A genetic mutation, which is common only in Cypriot families, is responsible for most cases of hereditary breast and ovarian cancers, scientists at the Cyprus Institute of Neurology and Genetics (Cing) announced on Tuesday.
The discovery is the result of a major epidemiological research conducted at the Cing in cooperation with the Bank of Cyprus Oncology Centre and the state hospitals and oncology centres of Nicosia and Limassol, with the support of Europa Donna, the Anti-cancer Society and the cancer patients and fiends association Pasykaf.
According to the research findings, the mutation is found in the BRCA2 gene, as opposed to other countries where most mutations are found in the BRCA1 gene.
Speaking at a press conference, head of the Department of Electron Microscopy and Molecular Pathology of the Cing Dr Kyriacos Kyriacou said the research showed that the BRCA2 gene is responsible for a larger percentage of families with hereditary breast or ovarian cancer compared to BRCA1, which contrasts with other countries where BRCA1 mutations are most common.
He also said that the results of genetic analysis are important because this is the only way to locate high-risk individuals who need to be more closely monitored with the aim of prevention and timely diagnosis.
Kyriacou said that early diagnosis saves lives and increases the quality of life of cancer patients, and genetic analysis contributes significantly in this direction.
The BRCA1 and BRCA2 genes, responsible for the majority of hereditary breast and ovarian cancers, he said, were discovered in 1994-1995 through global studies in families with multiple cases of breast and ovarian cancer.
The discovery of these genes, he said, led to a revolution in the field of cancer genetics. Genetic analysis has now become part of the daily clinical practice in Cyprus as well, Kyriacou said.
Chief Executive Medical Director of the Cing Professor Leonidas Phylactou said that these results will be put to use immediately for the timely diagnosis of families with a history of breast and ovarian cancers.

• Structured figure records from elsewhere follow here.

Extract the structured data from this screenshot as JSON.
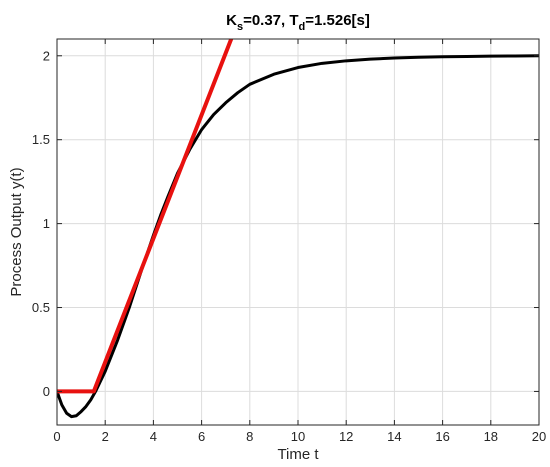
{
  "chart_data": {
    "type": "line",
    "title": {
      "k_main": "K",
      "k_sub": "s",
      "k_value": "=0.37, T",
      "t_sub": "d",
      "t_value": "=1.526[s]"
    },
    "xlabel": "Time t",
    "ylabel": "Process Output y(t)",
    "xlim": [
      0,
      20
    ],
    "ylim": [
      -0.2,
      2.1
    ],
    "x_ticks": [
      0,
      2,
      4,
      6,
      8,
      10,
      12,
      14,
      16,
      18,
      20
    ],
    "y_ticks": [
      0,
      0.5,
      1,
      1.5,
      2
    ],
    "x_tick_labels": [
      "0",
      "2",
      "4",
      "6",
      "8",
      "10",
      "12",
      "14",
      "16",
      "18",
      "20"
    ],
    "y_tick_labels": [
      "0",
      "0.5",
      "1",
      "1.5",
      "2"
    ],
    "grid": true,
    "series": [
      {
        "color": "#000000",
        "x": [
          0,
          0.2,
          0.4,
          0.6,
          0.8,
          1.0,
          1.2,
          1.4,
          1.6,
          1.8,
          2.0,
          2.5,
          3.0,
          3.5,
          4.0,
          4.3,
          4.6,
          5.0,
          5.5,
          6.0,
          6.5,
          7.0,
          7.5,
          8.0,
          8.5,
          9.0,
          10.0,
          11.0,
          12.0,
          13.0,
          14.0,
          15.0,
          16.0,
          17.0,
          18.0,
          19.0,
          20.0
        ],
        "y": [
          0,
          -0.08,
          -0.13,
          -0.15,
          -0.145,
          -0.12,
          -0.09,
          -0.05,
          0.0,
          0.06,
          0.12,
          0.3,
          0.5,
          0.72,
          0.93,
          1.05,
          1.16,
          1.3,
          1.44,
          1.56,
          1.65,
          1.72,
          1.78,
          1.83,
          1.86,
          1.89,
          1.93,
          1.955,
          1.97,
          1.98,
          1.987,
          1.991,
          1.994,
          1.996,
          1.998,
          1.999,
          2.0
        ]
      },
      {
        "color": "#e8110f",
        "x": [
          0,
          1.526,
          7.5
        ],
        "y": [
          0,
          0,
          2.2
        ]
      }
    ]
  }
}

“For us at the institute, it is a blessing but also a satisfaction to be able to find the causes of diseases on which the institute specialises. Research is one of the main goals of the institute’s work. Our goal is diagnosis, prognosis, prevention, counselling and, where possible, treatment or the organisation of targeted prevention programmes,” Phylactpu said. He added that the Cing remains committed to its task, aiming at the improvement of patients’ quality of life.

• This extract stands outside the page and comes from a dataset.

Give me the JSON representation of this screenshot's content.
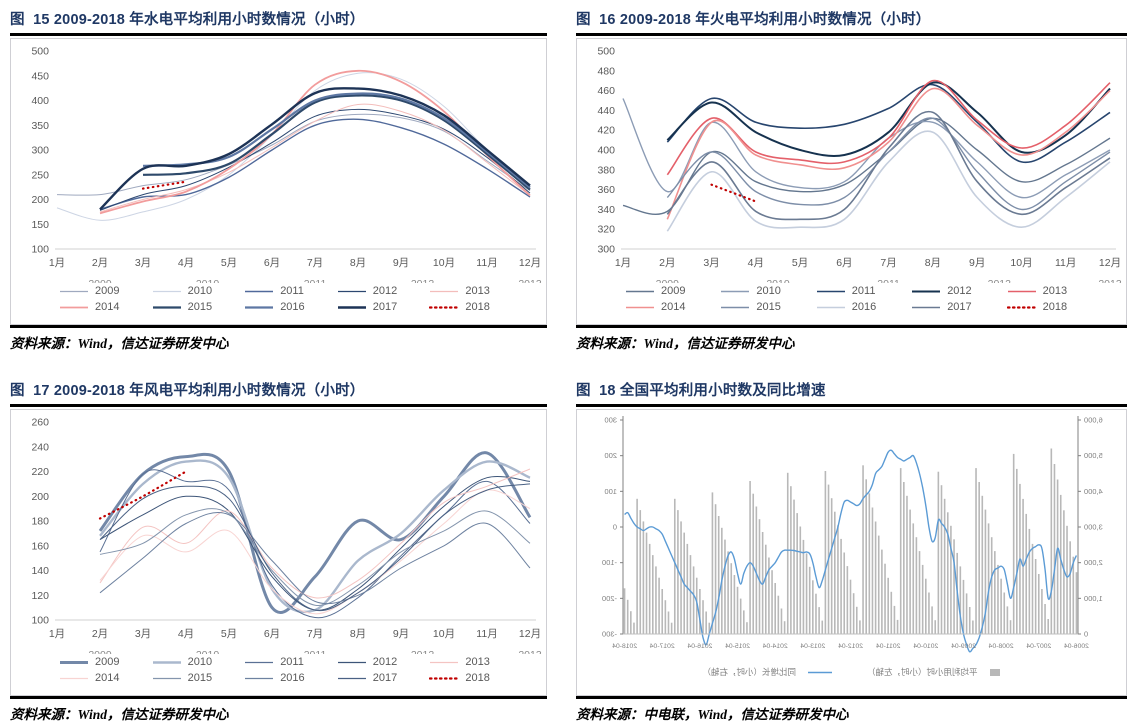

Oncologist and haematologist Dr Anastasia Constantinidou from the Bank of Cyprus Oncology Centre said that for clinical oncologists dealing with the diagnosis, treatment, and monitoring of cancer patients, the genetic information provided through the special examinations is crucial.
“Genetic tests are not necessary for all our patients, but as the results of the study show, the percentage of patients with specific mutations in our country is not negligible. The presence of these genetic mutations affects our treatment methods […]. It also shapes the way patients are monitored after initial treatment. Knowing the presence of such genetic changes in a cancer patient can lead to genetic testing to other members of his or her family, thus expanding the circle of people who need genetic counselling and, where necessary, follow up,” she said.

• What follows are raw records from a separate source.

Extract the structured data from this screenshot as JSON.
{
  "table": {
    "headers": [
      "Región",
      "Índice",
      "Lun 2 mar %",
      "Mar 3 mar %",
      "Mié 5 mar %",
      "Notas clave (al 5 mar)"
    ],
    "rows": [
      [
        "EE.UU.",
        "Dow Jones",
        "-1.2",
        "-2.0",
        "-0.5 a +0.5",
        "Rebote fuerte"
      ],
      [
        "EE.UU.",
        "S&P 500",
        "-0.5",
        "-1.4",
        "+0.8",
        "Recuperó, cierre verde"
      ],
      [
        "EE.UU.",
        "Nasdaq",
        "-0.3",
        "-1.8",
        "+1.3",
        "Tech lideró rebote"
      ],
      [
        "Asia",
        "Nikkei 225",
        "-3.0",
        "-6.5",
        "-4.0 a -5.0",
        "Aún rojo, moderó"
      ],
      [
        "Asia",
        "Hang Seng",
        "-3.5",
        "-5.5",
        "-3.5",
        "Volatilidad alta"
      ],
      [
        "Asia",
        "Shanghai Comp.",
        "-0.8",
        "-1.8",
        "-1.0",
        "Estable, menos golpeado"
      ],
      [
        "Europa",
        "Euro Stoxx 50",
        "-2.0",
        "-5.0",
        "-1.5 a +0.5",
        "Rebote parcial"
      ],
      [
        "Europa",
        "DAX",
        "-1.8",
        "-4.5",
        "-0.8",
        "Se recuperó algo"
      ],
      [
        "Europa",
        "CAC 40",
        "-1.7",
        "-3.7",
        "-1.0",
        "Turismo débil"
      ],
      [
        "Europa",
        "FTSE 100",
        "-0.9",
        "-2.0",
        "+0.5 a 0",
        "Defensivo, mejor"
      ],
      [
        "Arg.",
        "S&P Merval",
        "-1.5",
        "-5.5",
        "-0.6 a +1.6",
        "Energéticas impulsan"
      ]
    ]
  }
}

Constantinidou also said that recognising the growing need for targeted and international monitoring of these patients – and in some cases of their families – the Bank of Cyprus Oncology is contemplating the expansion of services provided to this group of patients.
Vice president of Europa Donna Cyprus Stella Mastora said that, in the context of both prevention and treatment, it is of the utmost importance that women know the genes they carry.
“The fact that this mutation of genes is passed on from parents to their offspring leads us to realise that this information helps the whole family and makes us understand the importance of this examination,” she said.